Integrity Monitoring of Mercury Discharge Lamps
- Created on Monday, 01 February 2010
The bulbs are driven by strong RF fields oscillating at ≈200 MHz. The lamp output may age over time by two internal mechanisms: (1) the darkening of the bulb that attenuates light transmission and (2) the loss of mercury due to migration or chemical interactions with the bulb surface. During fabrication, excess mercury is placed into a bulb, so that the loss rate is compensated with new mercury emanating from a cool tip or adjacent reservoir. The light output is nearly constant or varies slightly at a constant rate for many months/years until the mercury source is depleted.

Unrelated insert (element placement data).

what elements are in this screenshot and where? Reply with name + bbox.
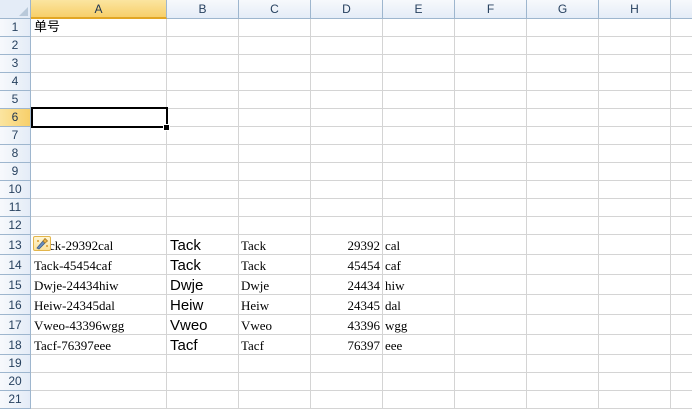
gridline [166,19,167,409]
gridline [310,19,311,409]
gridline [31,274,692,275]
column-header-d[interactable]: D [311,0,383,19]
cell-a13[interactable]: ck-29392cal [49,237,165,254]
gridline [31,54,692,55]
gridline [31,294,692,295]
gridline [31,216,692,217]
cell-b15[interactable]: Dwje [170,276,236,295]
gridline [454,19,455,409]
gridline [31,390,692,391]
gridline [31,144,692,145]
paste-options-button[interactable] [33,236,51,251]
gridline [31,72,692,73]
row-header-12[interactable]: 12 [0,217,31,235]
gridline [238,19,239,409]
gridline [598,19,599,409]
row-header-18[interactable]: 18 [0,335,31,355]
column-header-c[interactable]: C [239,0,311,19]
row-header-1[interactable]: 1 [0,19,31,37]
cell-e15[interactable]: hiw [385,277,451,294]
cell-e16[interactable]: dal [385,297,451,314]
cell-a1[interactable]: 单号 [34,19,164,36]
cell-b17[interactable]: Vweo [170,316,236,335]
row-header-8[interactable]: 8 [0,145,31,163]
cell-c18[interactable]: Tacf [241,337,307,354]
column-header-e[interactable]: E [383,0,455,19]
gridline [526,19,527,409]
cell-b14[interactable]: Tack [170,256,236,275]
cell-c15[interactable]: Dwje [241,277,307,294]
cell-e13[interactable]: cal [385,237,451,254]
fill-handle[interactable] [163,124,170,131]
row-header-20[interactable]: 20 [0,373,31,391]
cell-c13[interactable]: Tack [241,237,307,254]
paste-options-icon [36,237,49,250]
row-header-10[interactable]: 10 [0,181,31,199]
cell-d14[interactable]: 45454 [312,257,381,274]
row-header-13[interactable]: 13 [0,235,31,255]
cell-c17[interactable]: Vweo [241,317,307,334]
cell-d18[interactable]: 76397 [312,337,381,354]
cell-d13[interactable]: 29392 [312,237,381,254]
row-header-21[interactable]: 21 [0,391,31,409]
select-all-triangle-icon [19,7,28,16]
gridline [31,334,692,335]
gridline [382,19,383,409]
row-header-7[interactable]: 7 [0,127,31,145]
row-header-16[interactable]: 16 [0,295,31,315]
spreadsheet-grid: A B C D E F G H 1 2 3 4 5 6 7 8 9 10 11 … [0,0,692,409]
gridline [31,36,692,37]
gridline [31,372,692,373]
gridline [31,234,692,235]
active-cell-selection[interactable] [31,107,168,128]
gridline [31,180,692,181]
column-header-h[interactable]: H [599,0,671,19]
cell-c16[interactable]: Heiw [241,297,307,314]
row-header-17[interactable]: 17 [0,315,31,335]
gridline [31,254,692,255]
row-header-14[interactable]: 14 [0,255,31,275]
row-header-3[interactable]: 3 [0,55,31,73]
column-header-b[interactable]: B [167,0,239,19]
cell-b18[interactable]: Tacf [170,336,236,355]
cell-e18[interactable]: eee [385,337,451,354]
row-header-5[interactable]: 5 [0,91,31,109]
cell-c14[interactable]: Tack [241,257,307,274]
cell-d15[interactable]: 24434 [312,277,381,294]
cell-a18[interactable]: Tacf-76397eee [34,337,164,354]
gridline [31,354,692,355]
column-header-f[interactable]: F [455,0,527,19]
cell-a16[interactable]: Heiw-24345dal [34,297,164,314]
cell-b13[interactable]: Tack [170,236,236,255]
cell-d17[interactable]: 43396 [312,317,381,334]
cell-a15[interactable]: Dwje-24434hiw [34,277,164,294]
row-header-9[interactable]: 9 [0,163,31,181]
row-header-15[interactable]: 15 [0,275,31,295]
cell-a14[interactable]: Tack-45454caf [34,257,164,274]
column-header-a[interactable]: A [31,0,167,19]
gridline [31,198,692,199]
gridline [31,314,692,315]
cell-e17[interactable]: wgg [385,317,451,334]
row-header-4[interactable]: 4 [0,73,31,91]
row-header-19[interactable]: 19 [0,355,31,373]
column-header-next[interactable] [671,0,692,19]
cell-d16[interactable]: 24345 [312,297,381,314]
row-header-11[interactable]: 11 [0,199,31,217]
row-header-6[interactable]: 6 [0,109,31,127]
gridline [31,90,692,91]
select-all-button[interactable] [0,0,31,19]
column-header-g[interactable]: G [527,0,599,19]
gridline [31,162,692,163]
cell-e14[interactable]: caf [385,257,451,274]
gridline [670,19,671,409]
cell-b16[interactable]: Heiw [170,296,236,315]
cell-a17[interactable]: Vweo-43396wgg [34,317,164,334]
row-header-2[interactable]: 2 [0,37,31,55]
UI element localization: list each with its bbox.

At this point, the vapor pressure abruptly falls and the total light output and atomic clock SNR (signal-to-noise ratio) decrease. After several days to weeks, the light levels decrease to a point where the atomic clock SNR is no longer sufficient to stay in lock, or the lamp self-extinguishes.

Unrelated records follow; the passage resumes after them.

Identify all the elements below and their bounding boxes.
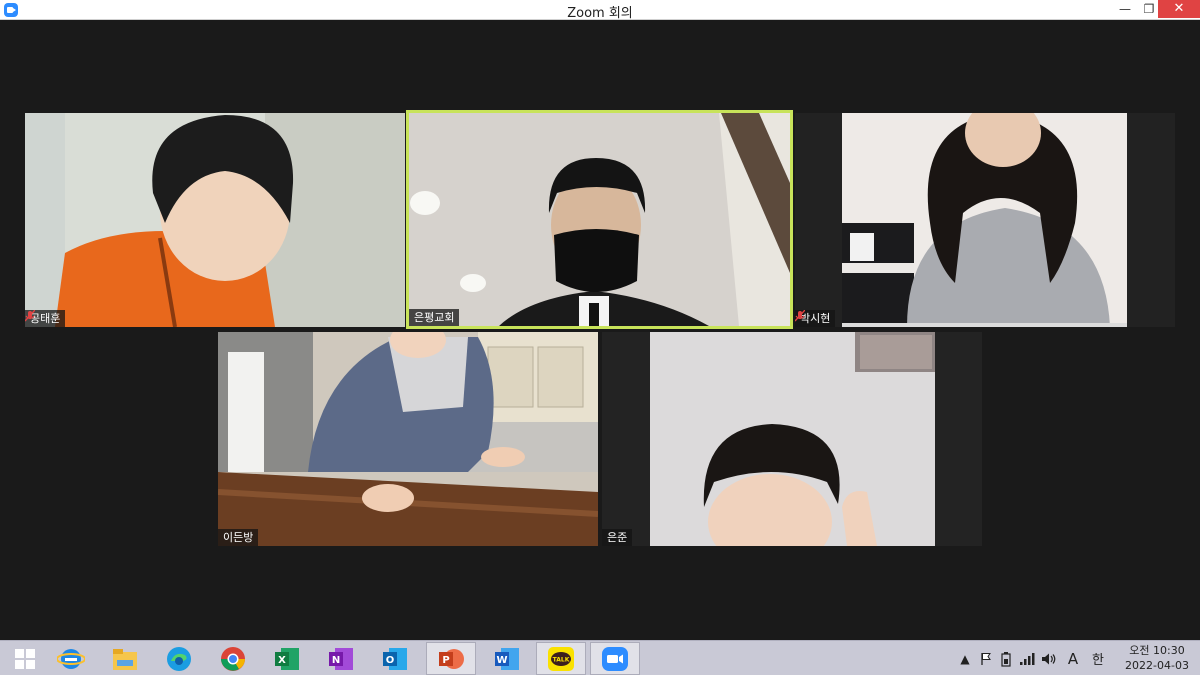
tray-flag[interactable] xyxy=(978,641,994,675)
internet-explorer-icon xyxy=(57,648,85,669)
participant-tile[interactable]: 박시현 xyxy=(795,113,1175,327)
taskbar-zoom[interactable] xyxy=(590,642,640,675)
file-explorer-icon xyxy=(113,648,137,670)
edge-icon xyxy=(167,646,191,671)
tray-ime-mode[interactable]: A xyxy=(1064,641,1082,675)
onenote-icon: N xyxy=(329,647,353,670)
kakaotalk-label: TALK xyxy=(553,656,570,663)
word-icon: W xyxy=(495,647,519,670)
tray-battery[interactable] xyxy=(998,641,1014,675)
video-feed xyxy=(218,332,598,546)
video-feed xyxy=(795,113,1175,327)
windows-taskbar: X N O P W TALK ▲ A 한 오전 10:30 2022-04-03 xyxy=(0,640,1200,675)
word-letter: W xyxy=(496,655,507,666)
muted-mic-icon xyxy=(25,310,35,322)
participant-name: 이든방 xyxy=(223,531,254,544)
taskbar-word[interactable]: W xyxy=(482,642,532,675)
chrome-icon xyxy=(221,646,245,671)
volume-icon xyxy=(1042,653,1056,664)
title-bar: Zoom 회의 — ❐ ✕ xyxy=(0,0,1200,21)
start-button[interactable] xyxy=(0,642,50,675)
taskbar-clock[interactable]: 오전 10:30 2022-04-03 xyxy=(1118,643,1196,673)
taskbar-chrome[interactable] xyxy=(208,642,258,675)
taskbar-kakaotalk[interactable]: TALK xyxy=(536,642,586,675)
participant-tile[interactable]: 은준 xyxy=(602,332,982,546)
participant-name-tag: 은준 xyxy=(602,529,633,546)
participant-name-tag: 은평교회 xyxy=(409,309,460,326)
excel-letter: X xyxy=(278,655,286,666)
network-signal-icon xyxy=(1020,652,1035,665)
tray-network[interactable] xyxy=(1018,641,1036,675)
participant-name-tag: 공태훈 xyxy=(25,310,66,327)
participant-name: 은평교회 xyxy=(414,311,455,324)
powerpoint-icon: P xyxy=(439,648,464,669)
clock-date: 2022-04-03 xyxy=(1125,659,1189,672)
taskbar-edge[interactable] xyxy=(154,642,204,675)
participant-name: 은준 xyxy=(607,531,628,544)
participant-tile-active-speaker[interactable]: 은평교회 xyxy=(406,110,793,329)
power-icon xyxy=(1001,651,1011,667)
window-title: Zoom 회의 xyxy=(567,6,633,21)
participant-tile[interactable]: 이든방 xyxy=(218,332,598,546)
participant-tile[interactable]: 공태훈 xyxy=(25,113,405,327)
participant-name-tag: 박시현 xyxy=(795,310,836,327)
outlook-letter: O xyxy=(386,655,395,666)
video-feed xyxy=(409,113,790,326)
kakaotalk-icon: TALK xyxy=(548,646,574,671)
onenote-letter: N xyxy=(332,655,340,666)
zoom-window: Zoom 회의 — ❐ ✕ 공태훈 은평교회 박시현 이든방 은준 X N O … xyxy=(0,0,1200,675)
video-feed xyxy=(602,332,982,546)
participant-name-tag: 이든방 xyxy=(218,529,259,546)
clock-time: 오전 10:30 xyxy=(1129,644,1185,657)
taskbar-outlook[interactable]: O xyxy=(370,642,420,675)
taskbar-file-explorer[interactable] xyxy=(100,642,150,675)
taskbar-powerpoint[interactable]: P xyxy=(426,642,476,675)
tray-volume[interactable] xyxy=(1040,641,1058,675)
outlook-icon: O xyxy=(383,647,407,670)
taskbar-onenote[interactable]: N xyxy=(316,642,366,675)
video-gallery: 공태훈 은평교회 박시현 이든방 은준 xyxy=(0,21,1200,640)
action-center-flag-icon xyxy=(981,652,991,665)
video-feed xyxy=(25,113,405,327)
excel-icon: X xyxy=(275,647,299,670)
muted-mic-icon xyxy=(795,310,805,322)
tray-hangul[interactable]: 한 xyxy=(1088,641,1108,675)
powerpoint-letter: P xyxy=(442,655,449,666)
tray-overflow-button[interactable]: ▲ xyxy=(958,641,972,675)
taskbar-excel[interactable]: X xyxy=(262,642,312,675)
zoom-icon xyxy=(602,646,628,671)
chevron-up-icon: ▲ xyxy=(960,651,970,666)
windows-start-icon xyxy=(15,648,35,669)
close-button[interactable]: ✕ xyxy=(1158,0,1200,18)
taskbar-internet-explorer[interactable] xyxy=(46,642,96,675)
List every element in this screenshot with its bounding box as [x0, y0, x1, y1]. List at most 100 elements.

This signature has been observed in four separate end-of-life lamp failures while operating in the Deep Space Network (DSN). A simple integrator circuit can observe and document steady-state lamp behavior. When the light levels drop over a predetermined time interval by a specified amount (e.g., 20 percent), an alarm is set. For critical operational applications, such as the DSN or in space flight, this warning provides notice that a failure may be imminent, and for operators or control algorithm to take action.